Urge your members of Congress, especially those who serve on the House Education and Workforce Committee and the Senate Judiciary Committee, to reauthorize the Juvenile Justice and Delinquency Prevention Act (JJDPA), which provides critical resources to state and local juvenile crime prevention and deterrence efforts and was last reauthorized in 2002. Additionally, please urge House and Senate Appropriations Committee members to fund juvenile justice programs in annual appropriations bills.
The Juvenile Justice and Delinquency Prevention Act (JJDPA) is the principal federal law through which the federal government sets standards for the care and custody of juveniles. JJDPA also improves juvenile justice systems at the state and local levels by providing direct funding to states and counties for research, training, technical assistance and evaluation of the entire youth system. Originally enacted in 1974, JJDPA has been amended several times over the past 30 years, but its basic framework has remained largely the same and has proven to be effective.
Since its inception, JJDPA has provided critical federal funding to counties to help them comply with a set of guidelines that aim to shield youth from the dangers of adult jails, keep status offenders out of locked custody and address the disproportionate treatment of minorities in the justice system. Title II of the law establishes State Formula Funds to support state compliance with these guidelines, helping to ensure that states have the resources to build effective statewide systems that reduce recidivism and promote public safety.
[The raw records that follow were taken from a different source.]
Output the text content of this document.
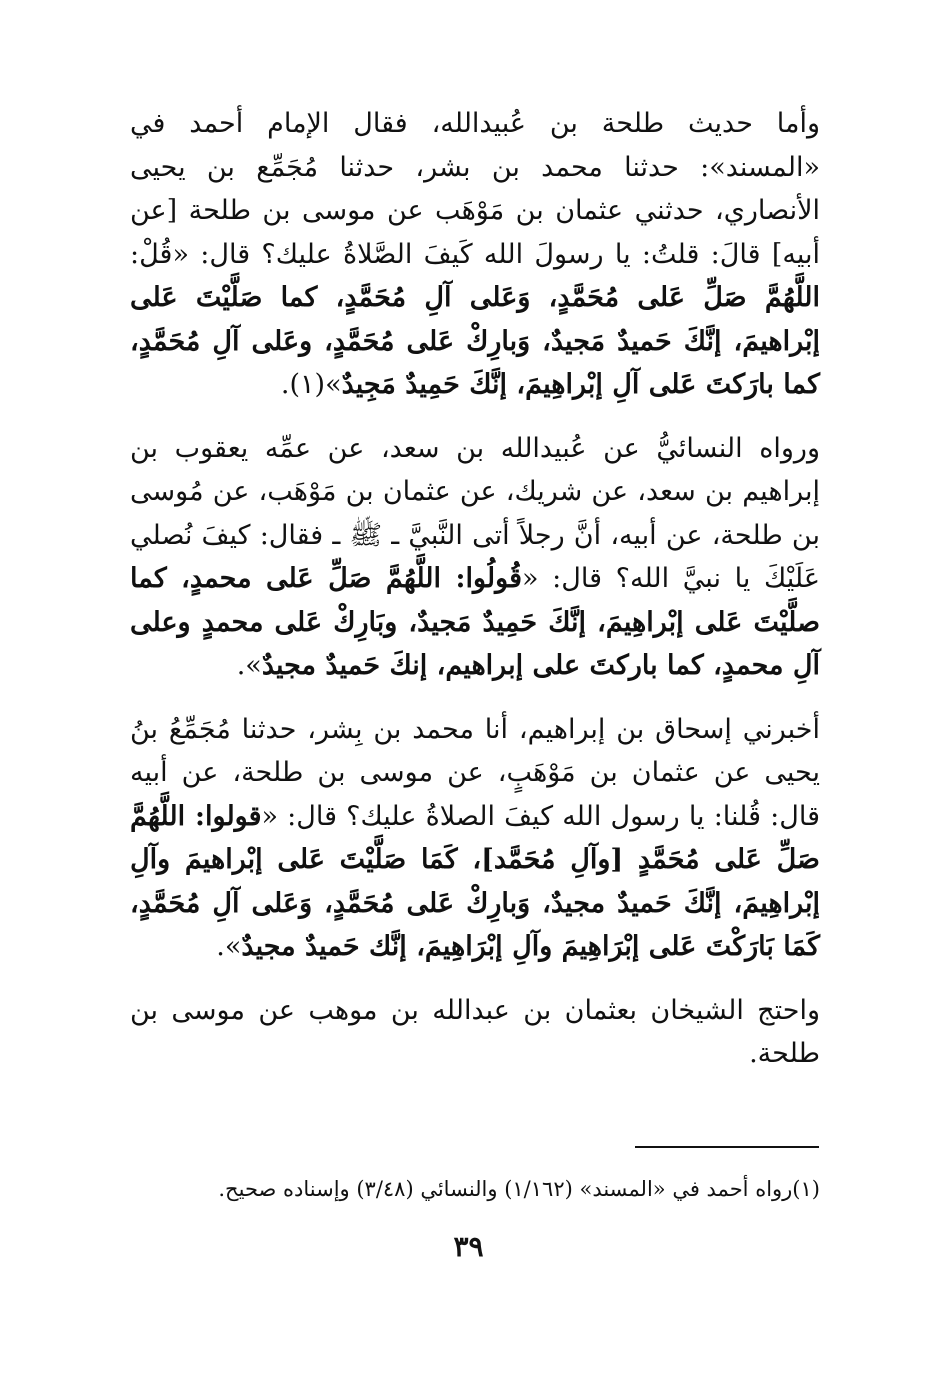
وأما حديث طلحة بن عُبيدالله، فقال الإمام أحمد في «المسند»: حدثنا محمد بن بشر، حدثنا مُجَمِّع بن يحيى الأنصاري، حدثني عثمان بن مَوْهَب عن موسى بن طلحة [عن أبيه] قالَ: قلتُ: يا رسولَ الله كَيفَ الصَّلاةُ عليك؟ قال: «قُلْ: اللَّهُمَّ صَلِّ عَلى مُحَمَّدٍ، وَعَلى آلِ مُحَمَّدٍ، كما صَلَّيْتَ عَلى إبْراهيمَ، إنَّكَ حَميدٌ مَجيدٌ، وَبارِكْ عَلى مُحَمَّدٍ، وعَلى آلِ مُحَمَّدٍ، كما بارَكتَ عَلى آلِ إبْراهِيمَ، إنَّكَ حَمِيدٌ مَجِيدٌ»(١).

ورواه النسائيُّ عن عُبيدالله بن سعد، عن عمِّه يعقوب بن إبراهيم بن سعد، عن شريك، عن عثمان بن مَوْهَب، عن مُوسى بن طلحة، عن أبيه، أنَّ رجلاً أتى النَّبيَّ ـ ﷺ ـ فقال: كيفَ نُصلي عَلَيْكَ يا نبيَّ الله؟ قال: «قُولُوا: اللَّهُمَّ صَلِّ عَلى محمدٍ، كما صلَّيْتَ عَلى إبْراهِيمَ، إنَّكَ حَمِيدٌ مَجيدٌ، وبَارِكْ عَلى محمدٍ وعلى آلِ محمدٍ، كما باركتَ على إبراهيم، إنكَ حَميدٌ مجيدٌ».

أخبرني إسحاق بن إبراهيم، أنا محمد بن بِشر، حدثنا مُجَمِّعُ بنُ يحيى عن عثمان بن مَوْهَبٍ، عن موسى بن طلحة، عن أبيه قال: قُلنا: يا رسول الله كيفَ الصلاةُ عليك؟ قال: «قولوا: اللَّهُمَّ صَلِّ عَلى مُحَمَّدٍ [وآلِ مُحَمَّد]، كَمَا صَلَّيْتَ عَلى إبْراهيمَ وآلِ إبْراهِيمَ، إنَّكَ حَميدٌ مجيدٌ، وَبارِكْ عَلى مُحَمَّدٍ، وَعَلى آلِ مُحَمَّدٍ، كَمَا بَارَكْتَ عَلى إبْرَاهِيمَ وآلِ إبْرَاهِيمَ، إنَّك حَميدٌ مجيدٌ».

واحتج الشيخان بعثمان بن عبدالله بن موهب عن موسى بن طلحة.

(١)رواه أحمد في «المسند» (١/١٦٢) والنسائي (٣/٤٨) وإسناده صحيح.
٣٩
The Incentive Grants for Local Delinquency Prevention Program, commonly known as the Community Prevention Grants Program and authorized under Title V of JJDPA, provides funding to local governments for collaborative, community-focused and community-based delinquency prevention efforts aimed at youth in high-risk situations. JJDPA programs are critical to many communities nationwide, and allow counties to identify gaps in their continuum of services and to implement innovative programming and evidence-based screening for children and youth.
The continuing success of nationwide juvenile crime prevention and deterrence depends on Congress’s reauthorization of JJDPA, as well as the continued provision of funds for the program in the annual appropriations process. Congress must continue to support and improve the four core principles of JJDPA: deinstitutionalization of status offenders (DSO); sight and sound separation; jail removal; and disproportionate minority confinement (DMC) as part of any multi-year JJDPA reauthorization bill.
KEY TALKING POINTS
- Counties are the principal providers of juvenile court and detention services for youth and operate and fund a wide majority of local health, human service and social service agencies that provide a continuum of care for juveniles and high-risk youth.
- The Juvenile Justice and Delinquency Prevention Act (JJDPA) provides critical federal funding, research and technical assistance to states and counties to help them comply with a set of core protections that shield youth from the dangers of adult jails, keep status offenders out of locked custody and address the disproportionate treatment of minorities in the justice system.
- Programs funded in JJDPA assist counties in investing in collaborative, community-based delinquency prevention efforts aimed at high-risk youth. Title V delinquency prevention funds are used by counties to support prevention programs targeted at youth who are at risk of becoming delinquent or to intervene with first-time and non-serious offenders to keep them out of the juvenile justice system.
- JJPDA is currently being funded as a part of the Consolidated Appropriations Act of 2017 (P.L. 115-31), which remains in effect through September 30, 2017.
- The ongoing success of effective nationwide juvenile crime prevention and deterrence depends on Congress’s reauthorization of JJDPA and the continued provision of appropriations needed to fulfill the program’s goals.